Post by JT on Apr 26, 2010 15:07:23 GMT -5
Word! JT is back....and I am ready to get this game going for me again. Ive been working from my phone for the past two weeks....but I had an AMAZING trip...and I survived ;D
If anyone reading this ever has a chance to go to Coachella Music Festival....DO IT!!
Seriously the time of my life.
But lets get down to business. What do I need to catch you up on in my world???
Lets go alllllll the way back to the Steph boot. At that point I did kind of think that I would be working with Dani for the rest of the game. Jess really wanted me around....so that helped ALOT. But after the vote....I talked to Parvati. We kind of....cleared the air on a lot of things. She also mentioned that she knew who i was...(duh I kind of outed myself)
And that we were friends. We had a great talk while I was trying to convince her to tell me. But she wouldnt. But the talk was good. And it made me excited to make it to merge to see what could happen.
Colby boot.....this is the one that really worried me! I was inactive....I knew they all were kinda worried that I would just go back to Koro come merge. And when the votes were read I guess I was right.....Colby was under the impression I was going. So that could very easily mean everyone considered it. But I talked to Jess....and she said she will never write my name down. Good news!! I love Jess.
MERGE TIME!!!!!
I was stoked to see I made merge. When I left.....I didnt really know if I could survive. This is when me and Parvati talked and she let me know that she is....in fact....Shadow.
I really like Shadow and we get along. Shadow is a STRONG player....and I for one am not afraid to go to the end with someone like that. I know Parvati could help me get there. We threw out the idea of a Judd JT Parvati F3.....and that sounds awesome to me! But.....will it actually happen???
There is one person that in my mind could be in the way of my end game....and her name is Heidi. We talk....but not alot. And I dont really know where her and Parvati stand. Theyve been on the same tribe since Day 1.....so maybe they have a deal???
Part of me really wants to trust Parvati....but the other part of me is telling me to run the other way. Jess WILL want to take me to the end.....but I dont feel as safe beside her for the rest of the game. Parvati has ways of making things go her way.....
So here is where I stand right now......the swing vote!!!
In true Billy fasion
On one side I have Parvati, Judd and Heidi. They are voting for Kenny....simply because that is the name I threw out there. They screwed me over the past two tribals...and they say i desevre this. But maybe I deserve to make a move for me since they DID screw me over?? The tribal where I was in jail.....they voted Jess when I was told it wouldnt be her. She played an idol....perfect. Then the next one they told me it would be Todd....so I voted for him....only to find out that they all voted for Jess. Again....I am on the outs. And with something like that you cant use me being away as an excuse. I was let in on Todd being the vote......so they shouldnt assume shit. Talk to me about it.......because otherwise it leaves me in this damn position!!!

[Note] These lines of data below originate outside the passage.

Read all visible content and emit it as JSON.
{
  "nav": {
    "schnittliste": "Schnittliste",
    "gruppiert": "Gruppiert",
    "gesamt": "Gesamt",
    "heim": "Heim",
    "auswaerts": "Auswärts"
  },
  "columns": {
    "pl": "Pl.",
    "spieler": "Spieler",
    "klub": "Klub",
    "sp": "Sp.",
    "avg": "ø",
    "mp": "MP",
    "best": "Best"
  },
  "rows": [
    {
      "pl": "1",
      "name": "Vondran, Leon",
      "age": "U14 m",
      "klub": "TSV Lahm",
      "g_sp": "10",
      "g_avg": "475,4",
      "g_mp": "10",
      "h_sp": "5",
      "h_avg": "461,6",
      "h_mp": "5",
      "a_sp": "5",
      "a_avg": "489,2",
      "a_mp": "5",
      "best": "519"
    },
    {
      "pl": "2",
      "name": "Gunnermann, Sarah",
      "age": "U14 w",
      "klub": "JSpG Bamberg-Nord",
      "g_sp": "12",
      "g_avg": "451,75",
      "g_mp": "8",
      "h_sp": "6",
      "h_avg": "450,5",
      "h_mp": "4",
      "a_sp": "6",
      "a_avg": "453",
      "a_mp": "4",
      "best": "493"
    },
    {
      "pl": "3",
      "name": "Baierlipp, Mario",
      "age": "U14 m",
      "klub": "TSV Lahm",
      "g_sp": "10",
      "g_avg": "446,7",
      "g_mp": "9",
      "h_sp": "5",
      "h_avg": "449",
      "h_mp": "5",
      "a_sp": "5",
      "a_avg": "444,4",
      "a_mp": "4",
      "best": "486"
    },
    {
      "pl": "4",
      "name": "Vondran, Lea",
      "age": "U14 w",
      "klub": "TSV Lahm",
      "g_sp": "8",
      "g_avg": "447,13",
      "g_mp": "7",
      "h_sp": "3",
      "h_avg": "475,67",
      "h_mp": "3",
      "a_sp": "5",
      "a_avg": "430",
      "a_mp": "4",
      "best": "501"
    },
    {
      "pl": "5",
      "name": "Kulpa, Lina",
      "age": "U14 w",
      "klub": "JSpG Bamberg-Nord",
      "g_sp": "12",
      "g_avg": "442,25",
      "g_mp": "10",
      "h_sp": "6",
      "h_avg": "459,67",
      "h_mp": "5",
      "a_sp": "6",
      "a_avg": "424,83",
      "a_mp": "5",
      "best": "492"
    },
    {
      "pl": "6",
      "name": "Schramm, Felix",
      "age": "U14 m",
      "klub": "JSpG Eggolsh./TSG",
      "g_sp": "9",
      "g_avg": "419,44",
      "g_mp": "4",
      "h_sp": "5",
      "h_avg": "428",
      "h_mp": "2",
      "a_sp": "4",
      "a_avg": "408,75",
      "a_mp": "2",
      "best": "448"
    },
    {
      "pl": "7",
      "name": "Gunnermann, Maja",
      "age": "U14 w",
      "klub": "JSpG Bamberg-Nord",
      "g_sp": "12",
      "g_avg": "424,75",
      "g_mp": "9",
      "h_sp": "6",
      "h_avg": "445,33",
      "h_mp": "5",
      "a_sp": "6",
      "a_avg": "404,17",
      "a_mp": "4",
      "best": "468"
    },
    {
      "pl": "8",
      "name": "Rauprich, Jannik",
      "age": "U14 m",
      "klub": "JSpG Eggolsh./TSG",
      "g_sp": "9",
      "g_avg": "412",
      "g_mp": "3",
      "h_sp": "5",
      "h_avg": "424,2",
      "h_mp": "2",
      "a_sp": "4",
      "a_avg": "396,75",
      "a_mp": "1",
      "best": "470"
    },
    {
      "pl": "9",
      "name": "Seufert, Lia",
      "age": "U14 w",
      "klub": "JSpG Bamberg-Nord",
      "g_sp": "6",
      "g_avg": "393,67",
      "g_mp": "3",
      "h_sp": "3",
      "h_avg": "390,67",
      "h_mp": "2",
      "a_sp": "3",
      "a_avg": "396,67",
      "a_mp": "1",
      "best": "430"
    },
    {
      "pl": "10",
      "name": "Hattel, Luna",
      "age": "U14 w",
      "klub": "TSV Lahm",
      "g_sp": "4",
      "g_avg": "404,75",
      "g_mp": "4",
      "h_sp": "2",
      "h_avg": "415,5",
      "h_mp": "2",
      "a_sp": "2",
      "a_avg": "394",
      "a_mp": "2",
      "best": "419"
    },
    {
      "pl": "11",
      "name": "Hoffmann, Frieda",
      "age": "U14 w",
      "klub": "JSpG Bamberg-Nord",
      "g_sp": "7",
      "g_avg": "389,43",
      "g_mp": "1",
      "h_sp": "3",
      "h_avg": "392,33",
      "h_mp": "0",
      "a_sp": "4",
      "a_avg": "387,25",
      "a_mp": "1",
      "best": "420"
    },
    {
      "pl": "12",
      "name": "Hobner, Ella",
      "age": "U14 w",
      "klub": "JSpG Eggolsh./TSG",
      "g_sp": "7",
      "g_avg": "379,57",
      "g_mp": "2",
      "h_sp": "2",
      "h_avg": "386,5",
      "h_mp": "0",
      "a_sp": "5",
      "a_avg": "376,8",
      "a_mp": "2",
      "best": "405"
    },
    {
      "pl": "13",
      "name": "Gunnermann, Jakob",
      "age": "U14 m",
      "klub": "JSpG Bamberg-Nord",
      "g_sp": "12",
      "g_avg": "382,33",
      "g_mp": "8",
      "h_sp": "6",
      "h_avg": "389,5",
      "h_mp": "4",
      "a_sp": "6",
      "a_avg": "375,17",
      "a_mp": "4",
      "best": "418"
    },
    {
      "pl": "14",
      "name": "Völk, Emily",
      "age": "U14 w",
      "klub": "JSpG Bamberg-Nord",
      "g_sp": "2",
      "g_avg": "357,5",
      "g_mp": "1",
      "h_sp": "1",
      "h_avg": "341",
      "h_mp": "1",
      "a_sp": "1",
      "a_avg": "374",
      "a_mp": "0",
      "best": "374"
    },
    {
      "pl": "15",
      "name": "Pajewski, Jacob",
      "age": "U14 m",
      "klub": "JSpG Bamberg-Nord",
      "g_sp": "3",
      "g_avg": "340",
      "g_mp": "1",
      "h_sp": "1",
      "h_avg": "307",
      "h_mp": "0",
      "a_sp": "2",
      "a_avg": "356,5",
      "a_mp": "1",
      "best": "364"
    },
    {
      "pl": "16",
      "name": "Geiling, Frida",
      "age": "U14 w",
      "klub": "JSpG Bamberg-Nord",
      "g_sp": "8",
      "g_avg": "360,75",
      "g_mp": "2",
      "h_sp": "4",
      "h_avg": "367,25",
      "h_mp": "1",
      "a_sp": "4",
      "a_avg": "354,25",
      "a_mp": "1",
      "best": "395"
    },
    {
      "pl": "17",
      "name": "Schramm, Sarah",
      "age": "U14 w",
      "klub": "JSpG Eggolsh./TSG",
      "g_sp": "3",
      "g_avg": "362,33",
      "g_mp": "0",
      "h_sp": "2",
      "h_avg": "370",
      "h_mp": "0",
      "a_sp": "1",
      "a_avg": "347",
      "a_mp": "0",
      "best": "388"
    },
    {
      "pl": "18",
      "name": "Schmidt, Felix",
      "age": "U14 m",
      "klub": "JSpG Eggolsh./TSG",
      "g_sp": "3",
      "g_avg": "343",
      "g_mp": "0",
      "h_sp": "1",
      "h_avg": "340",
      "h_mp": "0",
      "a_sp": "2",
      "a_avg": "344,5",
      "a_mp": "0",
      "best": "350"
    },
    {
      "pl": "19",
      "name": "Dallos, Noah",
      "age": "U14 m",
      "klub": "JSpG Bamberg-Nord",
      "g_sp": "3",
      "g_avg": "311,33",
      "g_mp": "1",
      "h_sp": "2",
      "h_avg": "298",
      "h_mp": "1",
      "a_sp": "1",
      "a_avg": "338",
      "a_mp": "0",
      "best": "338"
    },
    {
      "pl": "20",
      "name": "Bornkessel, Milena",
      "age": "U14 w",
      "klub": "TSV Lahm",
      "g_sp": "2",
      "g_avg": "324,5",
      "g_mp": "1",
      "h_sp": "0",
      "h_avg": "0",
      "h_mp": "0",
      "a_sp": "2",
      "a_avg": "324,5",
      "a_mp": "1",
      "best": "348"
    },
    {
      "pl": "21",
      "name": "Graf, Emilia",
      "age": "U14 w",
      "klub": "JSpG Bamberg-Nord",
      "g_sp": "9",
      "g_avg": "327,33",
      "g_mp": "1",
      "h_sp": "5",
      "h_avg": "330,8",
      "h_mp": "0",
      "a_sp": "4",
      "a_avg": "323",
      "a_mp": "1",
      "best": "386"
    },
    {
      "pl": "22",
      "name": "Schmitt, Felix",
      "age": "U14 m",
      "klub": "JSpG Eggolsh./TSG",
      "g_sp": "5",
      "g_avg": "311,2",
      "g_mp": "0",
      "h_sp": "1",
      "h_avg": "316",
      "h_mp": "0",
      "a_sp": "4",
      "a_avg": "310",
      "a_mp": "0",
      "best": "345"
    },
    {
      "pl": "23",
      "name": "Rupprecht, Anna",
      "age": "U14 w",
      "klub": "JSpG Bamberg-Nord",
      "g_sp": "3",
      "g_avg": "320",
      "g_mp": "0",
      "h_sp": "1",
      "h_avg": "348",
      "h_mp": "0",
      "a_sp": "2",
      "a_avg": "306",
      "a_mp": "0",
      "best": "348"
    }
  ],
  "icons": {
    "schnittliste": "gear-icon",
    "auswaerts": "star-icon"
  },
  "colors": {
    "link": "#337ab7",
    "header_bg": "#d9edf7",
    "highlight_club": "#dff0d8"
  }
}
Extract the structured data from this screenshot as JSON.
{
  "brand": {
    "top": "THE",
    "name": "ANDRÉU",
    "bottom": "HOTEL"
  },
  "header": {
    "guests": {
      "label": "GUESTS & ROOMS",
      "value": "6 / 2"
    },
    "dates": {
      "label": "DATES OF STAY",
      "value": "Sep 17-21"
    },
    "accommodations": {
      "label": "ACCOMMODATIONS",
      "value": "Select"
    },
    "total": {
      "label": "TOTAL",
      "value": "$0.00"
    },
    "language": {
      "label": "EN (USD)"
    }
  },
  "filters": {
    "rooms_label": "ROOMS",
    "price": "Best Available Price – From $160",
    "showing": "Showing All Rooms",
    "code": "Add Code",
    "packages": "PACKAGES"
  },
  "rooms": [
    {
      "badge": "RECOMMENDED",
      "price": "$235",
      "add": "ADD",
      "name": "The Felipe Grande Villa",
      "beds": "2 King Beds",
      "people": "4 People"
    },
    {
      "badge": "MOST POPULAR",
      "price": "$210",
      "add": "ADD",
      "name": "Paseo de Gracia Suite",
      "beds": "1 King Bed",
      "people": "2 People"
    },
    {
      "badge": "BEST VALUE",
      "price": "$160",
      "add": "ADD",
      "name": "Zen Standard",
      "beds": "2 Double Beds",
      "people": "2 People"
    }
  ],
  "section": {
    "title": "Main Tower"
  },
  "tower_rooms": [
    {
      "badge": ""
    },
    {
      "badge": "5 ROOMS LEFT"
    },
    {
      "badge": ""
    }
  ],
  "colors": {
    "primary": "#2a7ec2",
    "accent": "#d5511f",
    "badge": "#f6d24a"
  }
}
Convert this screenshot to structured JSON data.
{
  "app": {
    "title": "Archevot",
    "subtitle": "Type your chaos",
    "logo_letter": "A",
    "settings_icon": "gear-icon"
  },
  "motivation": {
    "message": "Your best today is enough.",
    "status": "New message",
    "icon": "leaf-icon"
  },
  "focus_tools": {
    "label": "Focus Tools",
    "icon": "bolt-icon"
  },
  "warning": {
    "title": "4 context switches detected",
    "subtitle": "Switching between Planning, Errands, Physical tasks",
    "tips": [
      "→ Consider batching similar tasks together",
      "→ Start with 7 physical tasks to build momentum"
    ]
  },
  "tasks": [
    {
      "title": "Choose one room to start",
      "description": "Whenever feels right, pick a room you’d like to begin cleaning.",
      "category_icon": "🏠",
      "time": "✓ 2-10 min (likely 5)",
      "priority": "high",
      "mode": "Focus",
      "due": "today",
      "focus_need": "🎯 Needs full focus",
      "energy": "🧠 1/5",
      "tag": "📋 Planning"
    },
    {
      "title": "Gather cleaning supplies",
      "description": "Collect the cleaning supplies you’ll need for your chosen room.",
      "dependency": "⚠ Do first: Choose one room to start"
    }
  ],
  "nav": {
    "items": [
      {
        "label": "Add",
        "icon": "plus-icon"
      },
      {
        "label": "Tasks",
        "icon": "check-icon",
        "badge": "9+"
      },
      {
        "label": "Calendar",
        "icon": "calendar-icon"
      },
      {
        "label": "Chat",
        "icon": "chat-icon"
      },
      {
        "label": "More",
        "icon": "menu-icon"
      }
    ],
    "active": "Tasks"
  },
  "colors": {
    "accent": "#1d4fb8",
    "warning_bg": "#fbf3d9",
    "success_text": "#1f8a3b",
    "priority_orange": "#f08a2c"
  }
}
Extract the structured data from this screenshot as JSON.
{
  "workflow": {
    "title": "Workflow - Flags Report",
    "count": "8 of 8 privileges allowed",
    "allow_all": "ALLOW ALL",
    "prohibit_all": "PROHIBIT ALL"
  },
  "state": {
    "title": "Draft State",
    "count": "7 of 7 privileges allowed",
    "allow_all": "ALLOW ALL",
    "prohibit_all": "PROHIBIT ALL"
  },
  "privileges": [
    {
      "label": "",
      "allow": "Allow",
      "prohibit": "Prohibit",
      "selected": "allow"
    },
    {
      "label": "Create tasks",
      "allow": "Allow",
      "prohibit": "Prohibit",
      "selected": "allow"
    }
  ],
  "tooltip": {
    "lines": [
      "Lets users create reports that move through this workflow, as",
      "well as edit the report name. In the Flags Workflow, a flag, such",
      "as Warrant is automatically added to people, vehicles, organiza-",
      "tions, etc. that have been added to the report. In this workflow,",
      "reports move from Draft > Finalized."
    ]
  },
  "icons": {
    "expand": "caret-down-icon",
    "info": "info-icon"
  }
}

And on the other side I have Jess, Kenny and Todd. Jess is awesome and I dont ever doubt her.....but Kenny/Deja on the other hand....I doubt a lot. He says he wants to work with me and Jess...but I kinda feel like that is because its his only option. Ive been told before by ppl that Kenny said he didnt like me and wanted me out. But we both now know each others identitys....so maybe that could help???
I got that side to vote for Heidi....which would help me ALOT I fell like. Yea Parvati says Heidi can go out at 5 or 4.....but part of me doesnt believe that.
I hate decisions like this.....being the swing vote sucks. Only cool part is I am the decider if everything goes right.
I feel like if I vote Heidi....I can tell Parvati and Judd that I needed to do it for me. They left me out of the last vote...so I dont feel all that secure. They will either be pissed.....or somewhat understand. Only down side is that would leave the numbers equal. Which is why they would be pissed. Up side is that Kenny told me he would vote Todd next round.....but again....not sure if I believe that. Kenny is and always will be a sneaky player.
Ugh I feel like Im rambling....I just dont know what to do!!!
I always follow my gut....but my gut keeps pulling me two different ways.
Guess we will find out when I cast my vote....I gots some thinkin to do.